Terjadi pertemuan antara wajah dan wajah bersama Allah merupakan puncak integritas diri sebagai orang Kristiani. Mendapatkan rahmat pertemuan agung ini, harus diperjuangkan dari sini, dari tempat ini, sekarang ini dengan menjaga kekudusan tubuh kita sebagai Rumah Tuhan. Jika kita menjadikan tubuh kita sebagai Rumah Tuhan, Tuhan berkanan masuk, dan akhirnya kita menjadi anak-Nya, karena Ia berkenan menjadi Bapa dengan tinggal beserta kita.

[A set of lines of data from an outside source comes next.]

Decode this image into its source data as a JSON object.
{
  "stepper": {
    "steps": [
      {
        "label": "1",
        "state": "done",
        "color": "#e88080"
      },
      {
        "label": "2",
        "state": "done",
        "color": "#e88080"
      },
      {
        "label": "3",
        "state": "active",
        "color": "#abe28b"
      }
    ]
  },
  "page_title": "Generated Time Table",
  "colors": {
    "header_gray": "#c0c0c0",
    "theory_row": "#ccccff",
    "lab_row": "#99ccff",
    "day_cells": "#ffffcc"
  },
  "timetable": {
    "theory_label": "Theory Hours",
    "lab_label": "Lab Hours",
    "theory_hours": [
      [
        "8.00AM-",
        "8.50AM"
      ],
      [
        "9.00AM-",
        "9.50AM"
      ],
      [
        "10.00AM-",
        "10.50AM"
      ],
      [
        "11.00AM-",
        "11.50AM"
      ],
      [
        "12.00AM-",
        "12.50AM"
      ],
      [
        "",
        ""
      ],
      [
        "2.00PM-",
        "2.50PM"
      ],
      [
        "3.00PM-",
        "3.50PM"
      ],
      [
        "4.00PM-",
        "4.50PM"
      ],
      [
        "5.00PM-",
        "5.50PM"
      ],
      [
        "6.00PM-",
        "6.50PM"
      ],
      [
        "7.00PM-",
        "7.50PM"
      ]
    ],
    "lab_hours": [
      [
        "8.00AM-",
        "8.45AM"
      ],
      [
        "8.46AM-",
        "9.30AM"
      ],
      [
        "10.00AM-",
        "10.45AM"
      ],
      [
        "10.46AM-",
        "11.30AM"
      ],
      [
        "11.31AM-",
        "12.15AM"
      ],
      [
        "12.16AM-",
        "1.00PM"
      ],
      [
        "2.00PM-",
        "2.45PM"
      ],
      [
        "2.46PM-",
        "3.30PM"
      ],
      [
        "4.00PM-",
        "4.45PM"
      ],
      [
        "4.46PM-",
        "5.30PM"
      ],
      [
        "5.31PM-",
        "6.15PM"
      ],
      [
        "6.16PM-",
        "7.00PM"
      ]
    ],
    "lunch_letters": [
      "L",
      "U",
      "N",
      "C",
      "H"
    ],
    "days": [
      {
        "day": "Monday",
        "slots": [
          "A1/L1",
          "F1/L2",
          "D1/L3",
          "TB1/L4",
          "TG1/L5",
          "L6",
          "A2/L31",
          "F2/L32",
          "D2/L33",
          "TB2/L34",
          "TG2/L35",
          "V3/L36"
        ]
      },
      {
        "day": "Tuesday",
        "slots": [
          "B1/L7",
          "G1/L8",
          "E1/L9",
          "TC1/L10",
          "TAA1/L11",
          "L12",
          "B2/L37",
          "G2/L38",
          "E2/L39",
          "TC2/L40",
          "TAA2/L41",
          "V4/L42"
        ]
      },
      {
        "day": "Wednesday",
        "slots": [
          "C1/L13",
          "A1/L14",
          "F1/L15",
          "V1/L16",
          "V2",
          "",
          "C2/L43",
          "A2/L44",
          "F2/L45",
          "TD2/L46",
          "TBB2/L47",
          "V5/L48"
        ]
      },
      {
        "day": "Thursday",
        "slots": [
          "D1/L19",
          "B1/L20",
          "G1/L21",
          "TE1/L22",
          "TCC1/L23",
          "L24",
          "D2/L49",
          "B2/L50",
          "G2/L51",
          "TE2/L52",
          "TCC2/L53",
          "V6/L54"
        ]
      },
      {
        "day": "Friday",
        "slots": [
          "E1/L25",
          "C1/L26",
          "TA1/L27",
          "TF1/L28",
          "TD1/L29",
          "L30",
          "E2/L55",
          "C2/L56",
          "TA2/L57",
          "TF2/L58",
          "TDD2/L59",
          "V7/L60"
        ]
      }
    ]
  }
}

Rumah Tuhan adalah diri saya sendiri
Kita yakin bahwa saya (setiap pribadi) adalah Rumah Tuhan sendiri. Karena kita diciptakan oleh Allah untuk hadir dan tinggal bersama kita, di mana dan kapan pun. Bahwa Ia tetap akan hadir di mana dan kapan pun. Dengan Tuhan menjadikan tubuh saya menjadi rumah-Nya, maka secara otomatis tubuhku adalah Rumah Tuhan sendiri. Konsekuensi bahwa tubuhku adalah Rumah Tuhan, maka hidup harus sesuai kehendak Tuhan. Artinya segala sesuatu yang kita laksanakan adalah apa yang hendak Tuhan laksanakan, yang kita katakan adalah apa yang hendak Tuhan katakan, yang kita pikirkan adalah apa yang Tuhan pikirkan.
Penutup
Dengan realitas yang ada, kita harus maju. Kita tidak bisa menyerah dengan situasi-situasi yang mematikan, memenderitakan dan menyengsarakan. Bahkan, tidak ada manusia yang menghendaki untuk selalu tinggal dalam penderitaan yang menyengsarakan. Yang mau tinggal terus dalam kesengsaraan dan penderitaan, kebodohan dan kesusahan adalah orang-orang yang tidak punya Tuhan. Komitmen kita sekarang adalah menjadikan Tuhan menjadi Bapa kita. Bapa yang selalu tinggal bersama kita, menguatkan, membebaskan, menyelamatkan, mengeluarkan kita dari penderitaan dan kesusahan ini. Akhirnya pegangan kita satu-satunya dalam berbagai macam gejolak, pertentangan, pertikaian, peperangan, krisis dan permusuhan saat ini hanya Ugatamee, segala ajaran-Nya, pendidikan dan emawa-owaada. Selamat berubah, Deo Gratias.